President Maduro, following the precepts of Hugo Chavez, completed with the help of Russia the defense of the entire airspace of the country with a real "umbrella" equipped with anti-aircraft missiles guided by powerful Russian radars capable of neutralizing any type of electronic jamming at a distance of 300 kilometers.

In one way or another, the Biden administration is not much different from Trump in its treatment of Venezuela. Only the guts are thinner. The Biden administration seeks to move away from Trump's failed "maximum pressure" strategy. But not from the intention to continue the hybrid war against Venezuela and overthrow Maduro's government, as well as all the other leaders of the now second "pink wave" of South America.

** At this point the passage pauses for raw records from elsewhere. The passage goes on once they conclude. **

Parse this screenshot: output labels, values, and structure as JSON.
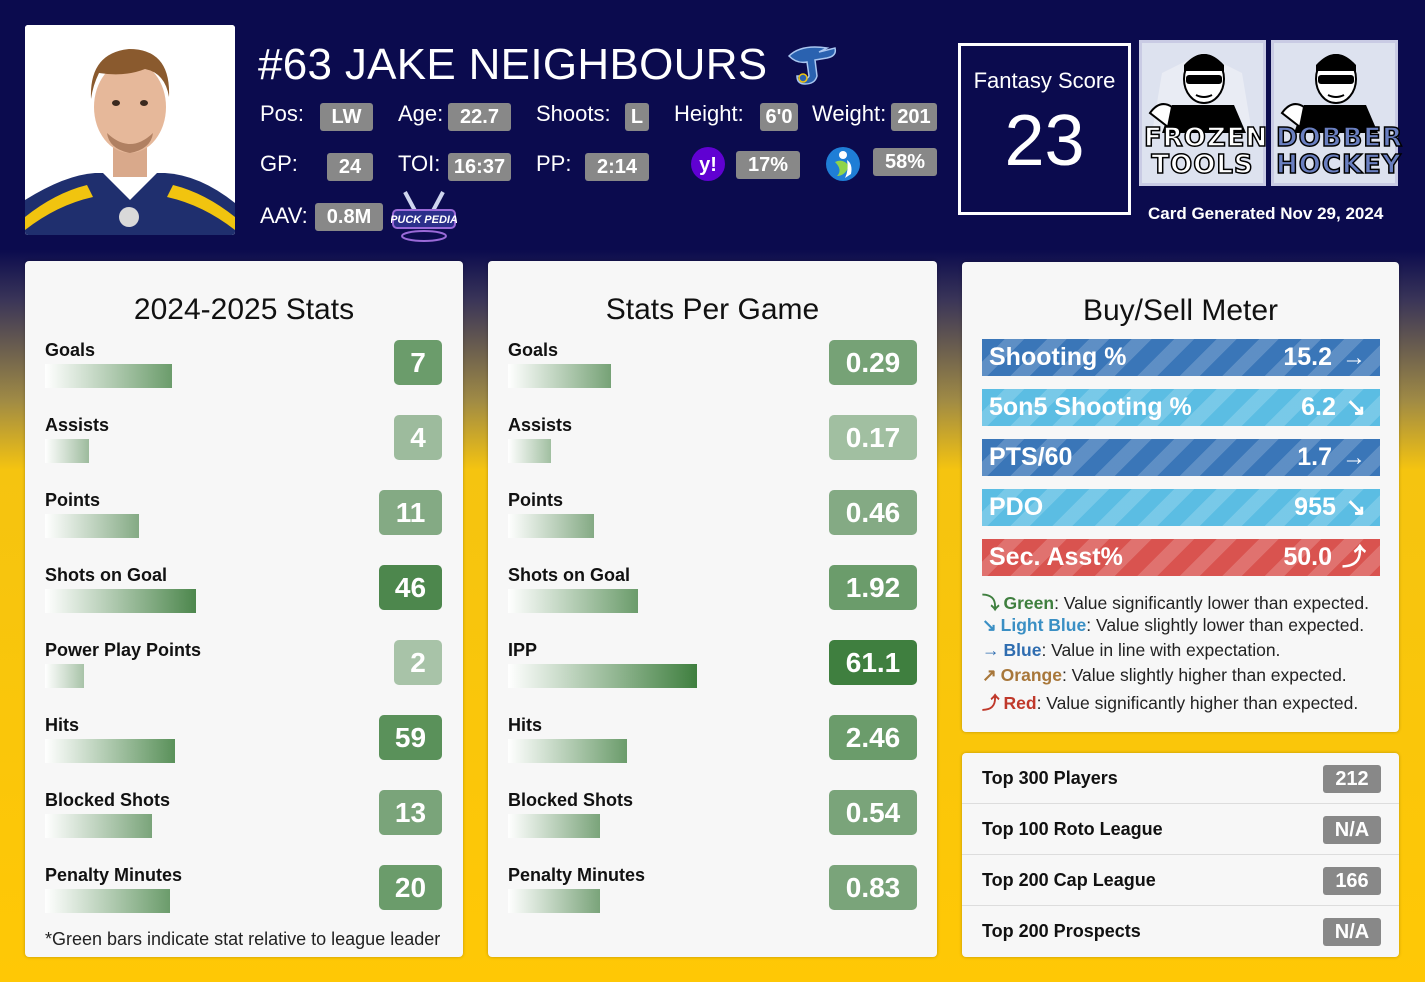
{
  "player": {
    "name": "#63 JAKE NEIGHBOURS",
    "pos_label": "Pos:",
    "pos": "LW",
    "age_label": "Age:",
    "age": "22.7",
    "shoots_label": "Shoots:",
    "shoots": "L",
    "height_label": "Height:",
    "height": "6'0",
    "weight_label": "Weight:",
    "weight": "201",
    "gp_label": "GP:",
    "gp": "24",
    "toi_label": "TOI:",
    "toi": "16:37",
    "pp_label": "PP:",
    "pp": "2:14",
    "yahoo_pct": "17%",
    "espn_pct": "58%",
    "aav_label": "AAV:",
    "aav": "0.8M",
    "puckpedia_text": "PUCK PEDIA"
  },
  "fantasy": {
    "label": "Fantasy Score",
    "score": "23"
  },
  "logos": {
    "frozen": "FROZEN TOOLS",
    "dobber": "DOBBER HOCKEY"
  },
  "card_generated": "Card Generated Nov 29, 2024",
  "season_stats": {
    "title": "2024-2025 Stats",
    "rows": [
      {
        "label": "Goals",
        "value": "7",
        "bar_fraction": 0.49,
        "color": "#6b9c6b"
      },
      {
        "label": "Assists",
        "value": "4",
        "bar_fraction": 0.17,
        "color": "#9dbb9d"
      },
      {
        "label": "Points",
        "value": "11",
        "bar_fraction": 0.36,
        "color": "#84aa84"
      },
      {
        "label": "Shots on Goal",
        "value": "46",
        "bar_fraction": 0.58,
        "color": "#4d874d"
      },
      {
        "label": "Power Play Points",
        "value": "2",
        "bar_fraction": 0.15,
        "color": "#a8c3a8"
      },
      {
        "label": "Hits",
        "value": "59",
        "bar_fraction": 0.5,
        "color": "#5a915a"
      },
      {
        "label": "Blocked Shots",
        "value": "13",
        "bar_fraction": 0.41,
        "color": "#7aa47a"
      },
      {
        "label": "Penalty Minutes",
        "value": "20",
        "bar_fraction": 0.48,
        "color": "#6b9c6b"
      }
    ],
    "footnote": "*Green bars indicate stat relative to league leader"
  },
  "per_game": {
    "title": "Stats Per Game",
    "rows": [
      {
        "label": "Goals",
        "value": "0.29",
        "bar_fraction": 0.38,
        "color": "#76a276"
      },
      {
        "label": "Assists",
        "value": "0.17",
        "bar_fraction": 0.16,
        "color": "#a1bfa1"
      },
      {
        "label": "Points",
        "value": "0.46",
        "bar_fraction": 0.32,
        "color": "#84aa84"
      },
      {
        "label": "Shots on Goal",
        "value": "1.92",
        "bar_fraction": 0.48,
        "color": "#6b9c6b"
      },
      {
        "label": "IPP",
        "value": "61.1",
        "bar_fraction": 0.7,
        "color": "#3f7f3f"
      },
      {
        "label": "Hits",
        "value": "2.46",
        "bar_fraction": 0.44,
        "color": "#6b9c6b"
      },
      {
        "label": "Blocked Shots",
        "value": "0.54",
        "bar_fraction": 0.34,
        "color": "#7aa47a"
      },
      {
        "label": "Penalty Minutes",
        "value": "0.83",
        "bar_fraction": 0.34,
        "color": "#7aa47a"
      }
    ]
  },
  "buy_sell": {
    "title": "Buy/Sell Meter",
    "rows": [
      {
        "label": "Shooting %",
        "value": "15.2",
        "arrow": "→",
        "trend": "blue",
        "color": "#3a76b8"
      },
      {
        "label": "5on5 Shooting %",
        "value": "6.2",
        "arrow": "↘",
        "trend": "light-blue",
        "color": "#5bbde3"
      },
      {
        "label": "PTS/60",
        "value": "1.7",
        "arrow": "→",
        "trend": "blue",
        "color": "#3a76b8"
      },
      {
        "label": "PDO",
        "value": "955",
        "arrow": "↘",
        "trend": "light-blue",
        "color": "#5bbde3"
      },
      {
        "label": "Sec. Asst%",
        "value": "50.0",
        "arrow": "⤴",
        "trend": "red",
        "color": "#d9534f"
      }
    ],
    "legend": [
      {
        "arrow": "⤵",
        "name": "Green",
        "text": ": Value significantly lower than expected.",
        "color": "#3f7f3f"
      },
      {
        "arrow": "↘",
        "name": "Light Blue",
        "text": ": Value slightly lower than expected.",
        "color": "#3a8fc4"
      },
      {
        "arrow": "→",
        "name": "Blue",
        "text": ": Value in line with expectation.",
        "color": "#2f6db0"
      },
      {
        "arrow": "↗",
        "name": "Orange",
        "text": ": Value slightly higher than expected.",
        "color": "#a8773a"
      },
      {
        "arrow": "⤴",
        "name": "Red",
        "text": ": Value significantly higher than expected.",
        "color": "#c0392b"
      }
    ]
  },
  "rankings": [
    {
      "label": "Top 300 Players",
      "value": "212"
    },
    {
      "label": "Top 100 Roto League",
      "value": "N/A"
    },
    {
      "label": "Top 200 Cap League",
      "value": "166"
    },
    {
      "label": "Top 200 Prospects",
      "value": "N/A"
    }
  ]
}
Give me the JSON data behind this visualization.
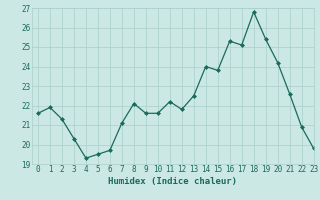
{
  "x": [
    0,
    1,
    2,
    3,
    4,
    5,
    6,
    7,
    8,
    9,
    10,
    11,
    12,
    13,
    14,
    15,
    16,
    17,
    18,
    19,
    20,
    21,
    22,
    23
  ],
  "y": [
    21.6,
    21.9,
    21.3,
    20.3,
    19.3,
    19.5,
    19.7,
    21.1,
    22.1,
    21.6,
    21.6,
    22.2,
    21.8,
    22.5,
    24.0,
    23.8,
    25.3,
    25.1,
    26.8,
    25.4,
    24.2,
    22.6,
    20.9,
    19.8
  ],
  "xlabel": "Humidex (Indice chaleur)",
  "ylim": [
    19,
    27
  ],
  "xlim": [
    -0.5,
    23
  ],
  "yticks": [
    19,
    20,
    21,
    22,
    23,
    24,
    25,
    26,
    27
  ],
  "xticks": [
    0,
    1,
    2,
    3,
    4,
    5,
    6,
    7,
    8,
    9,
    10,
    11,
    12,
    13,
    14,
    15,
    16,
    17,
    18,
    19,
    20,
    21,
    22,
    23
  ],
  "line_color": "#1a6b5a",
  "marker_color": "#1a6b5a",
  "bg_color": "#cce8e4",
  "grid_color": "#aacfca",
  "xlabel_color": "#1a6b5a",
  "tick_color": "#1a6b5a",
  "font_family": "monospace",
  "tick_fontsize": 5.5,
  "xlabel_fontsize": 6.5
}
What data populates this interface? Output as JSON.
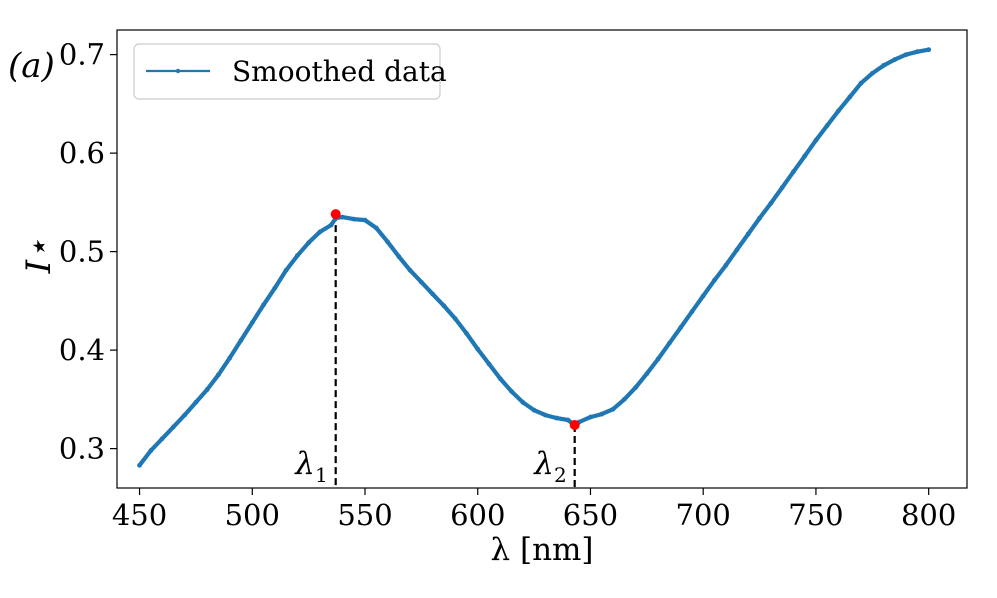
{
  "chart_data": {
    "type": "line",
    "panel_label": "(a)",
    "xlabel": "λ [nm]",
    "ylabel": "I⋆",
    "xlim": [
      440,
      817
    ],
    "ylim": [
      0.26,
      0.725
    ],
    "x_ticks": [
      450,
      500,
      550,
      600,
      650,
      700,
      750,
      800
    ],
    "y_ticks": [
      0.3,
      0.4,
      0.5,
      0.6,
      0.7
    ],
    "x_tick_labels": [
      "450",
      "500",
      "550",
      "600",
      "650",
      "700",
      "750",
      "800"
    ],
    "y_tick_labels": [
      "0.3",
      "0.4",
      "0.5",
      "0.6",
      "0.7"
    ],
    "grid": false,
    "legend": {
      "position": "top-left",
      "entries": [
        "Smoothed data"
      ]
    },
    "series": [
      {
        "name": "Smoothed data",
        "color": "#1f77b4",
        "x": [
          450,
          455,
          460,
          465,
          470,
          475,
          480,
          485,
          490,
          495,
          500,
          505,
          510,
          515,
          520,
          525,
          530,
          535,
          537,
          540,
          545,
          550,
          555,
          560,
          565,
          570,
          575,
          580,
          585,
          590,
          595,
          600,
          605,
          610,
          615,
          620,
          625,
          630,
          635,
          640,
          643,
          645,
          650,
          655,
          660,
          665,
          670,
          675,
          680,
          685,
          690,
          695,
          700,
          705,
          710,
          715,
          720,
          725,
          730,
          735,
          740,
          745,
          750,
          755,
          760,
          765,
          770,
          775,
          780,
          785,
          790,
          795,
          800
        ],
        "y": [
          0.283,
          0.298,
          0.31,
          0.322,
          0.334,
          0.347,
          0.36,
          0.375,
          0.392,
          0.41,
          0.428,
          0.446,
          0.463,
          0.481,
          0.496,
          0.509,
          0.52,
          0.527,
          0.534,
          0.535,
          0.533,
          0.532,
          0.524,
          0.51,
          0.495,
          0.481,
          0.469,
          0.457,
          0.445,
          0.432,
          0.417,
          0.401,
          0.386,
          0.371,
          0.358,
          0.347,
          0.339,
          0.334,
          0.331,
          0.329,
          0.324,
          0.327,
          0.332,
          0.335,
          0.34,
          0.35,
          0.362,
          0.376,
          0.391,
          0.407,
          0.423,
          0.439,
          0.455,
          0.471,
          0.486,
          0.502,
          0.518,
          0.534,
          0.549,
          0.565,
          0.581,
          0.597,
          0.613,
          0.628,
          0.643,
          0.657,
          0.671,
          0.681,
          0.689,
          0.695,
          0.7,
          0.703,
          0.705
        ]
      }
    ],
    "markers": [
      {
        "label": "λ1",
        "base": "λ",
        "sub": "1",
        "x": 537,
        "y": 0.538,
        "color": "#ff0000"
      },
      {
        "label": "λ2",
        "base": "λ",
        "sub": "2",
        "x": 643,
        "y": 0.324,
        "color": "#ff0000"
      }
    ]
  }
}
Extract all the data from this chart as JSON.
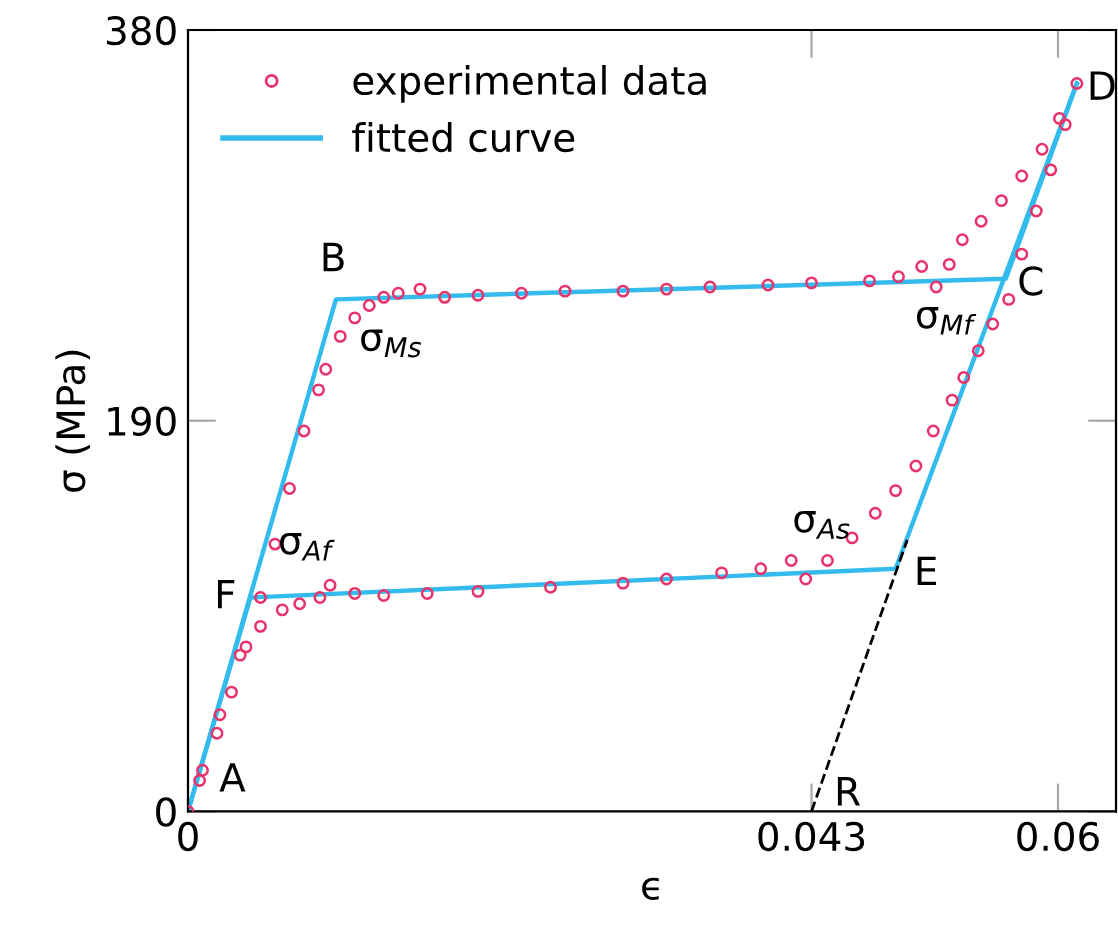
{
  "chart_data": {
    "type": "line",
    "xlabel": "ϵ",
    "ylabel": "σ (MPa)",
    "xlim": [
      0,
      0.064
    ],
    "ylim": [
      0,
      380
    ],
    "xticks": [
      0,
      0.043,
      0.06
    ],
    "yticks": [
      0,
      190,
      380
    ],
    "legend": "top left",
    "grid": false,
    "series": [
      {
        "name": "experimental data",
        "type": "scatter",
        "color": "#e8336b",
        "marker": "circle",
        "x": [
          0,
          0.001,
          0.002,
          0.003,
          0.004,
          0.005,
          0.006,
          0.007,
          0.008,
          0.009,
          0.0095,
          0.0105,
          0.0115,
          0.0125,
          0.0135,
          0.0145,
          0.016,
          0.0177,
          0.02,
          0.023,
          0.026,
          0.03,
          0.033,
          0.036,
          0.04,
          0.043,
          0.047,
          0.049,
          0.0506,
          0.0516,
          0.0525,
          0.0534,
          0.0547,
          0.0561,
          0.0575,
          0.0589,
          0.0601,
          0.0613,
          0.0605,
          0.0595,
          0.0585,
          0.0575,
          0.0566,
          0.0555,
          0.0545,
          0.0535,
          0.0527,
          0.0514,
          0.0502,
          0.0488,
          0.0474,
          0.0458,
          0.0441,
          0.0426,
          0.0416,
          0.0395,
          0.0368,
          0.033,
          0.03,
          0.025,
          0.02,
          0.0165,
          0.0135,
          0.0115,
          0.0098,
          0.0091,
          0.0077,
          0.0065,
          0.005,
          0.0036,
          0.0022,
          0.0008
        ],
        "values": [
          0,
          20,
          38,
          58,
          80,
          104,
          130,
          157,
          185,
          205,
          215,
          231,
          240,
          246,
          250,
          252,
          254,
          250,
          251,
          252,
          253,
          253,
          254,
          255,
          256,
          257,
          258,
          260,
          265,
          255,
          266,
          278,
          287,
          297,
          309,
          322,
          337,
          354,
          334,
          312,
          292,
          271,
          249,
          237,
          224,
          211,
          200,
          185,
          168,
          156,
          145,
          133,
          122,
          113,
          122,
          118,
          116,
          113,
          111,
          109,
          107,
          106,
          105,
          106,
          110,
          104,
          101,
          98,
          90,
          76,
          47,
          15
        ]
      },
      {
        "name": "fitted curve",
        "color": "#33bbee",
        "line_style": "solid",
        "x": [
          0,
          0.0102,
          0.0564,
          0.0613
        ],
        "values": [
          0,
          249,
          259,
          354
        ]
      },
      {
        "color": "#33bbee",
        "line_style": "solid",
        "x": [
          0.0613,
          0.0488,
          0.0043,
          0
        ],
        "values": [
          354,
          118,
          104,
          0
        ]
      },
      {
        "color": "#000000",
        "line_style": "dashed",
        "x": [
          0.043,
          0.0496
        ],
        "values": [
          0,
          132
        ]
      }
    ],
    "annotations": [
      {
        "text": "A",
        "x": 0,
        "y": 0
      },
      {
        "text": "B",
        "x": 0.0102,
        "y": 249
      },
      {
        "text": "C",
        "x": 0.0564,
        "y": 259
      },
      {
        "text": "D",
        "x": 0.0613,
        "y": 354
      },
      {
        "text": "E",
        "x": 0.0488,
        "y": 118
      },
      {
        "text": "F",
        "x": 0.0043,
        "y": 104
      },
      {
        "text": "R",
        "x": 0.043,
        "y": 0
      },
      {
        "text": "σ$_{Ms}$",
        "x": 0.0115,
        "y": 240
      },
      {
        "text": "σ$_{Mf}$",
        "x": 0.0516,
        "y": 255
      },
      {
        "text": "σ$_{Af}$",
        "x": 0.0098,
        "y": 110
      },
      {
        "text": "σ$_{As}$",
        "x": 0.0416,
        "y": 122
      }
    ]
  }
}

Venezuela appears in U.S. national security strategies as a "dictatorship" in the Western Hemisphere, which, along with Cuba and Nicaragua, must be "isolated" to prevent "military and economic expansion" by China and Russia, which are seen as a threat to "strategic reserve countries of the United States," according to Che Guevara.

Venezuela has been and continues to be a laboratory of all possible strategies for regime change, developed by the combined U.S. authorities to a far greater extent than Cuba, if only because it can rely on real opposition in power to the Venezuelan leader. This does not work in Cuba.

Standing on the balcony of the presidential palace, Nicolás Maduro warned his supporters about the U.S. response to the political crisis in the country. "We don't want to go back to the gringo interventions of the 20th century," he said. – "The U.S. is trying to stage a coup d'état and establish a puppet government in its interests in Venezuela."

In 2024, both Venezuela and the U.S. will hold presidential elections. The "democratic" White House administration is preparing for both, not hesitating to use hybrid warfare methods against its opponents. Losing the hybrid war to Maduro, Biden is getting back at Trump.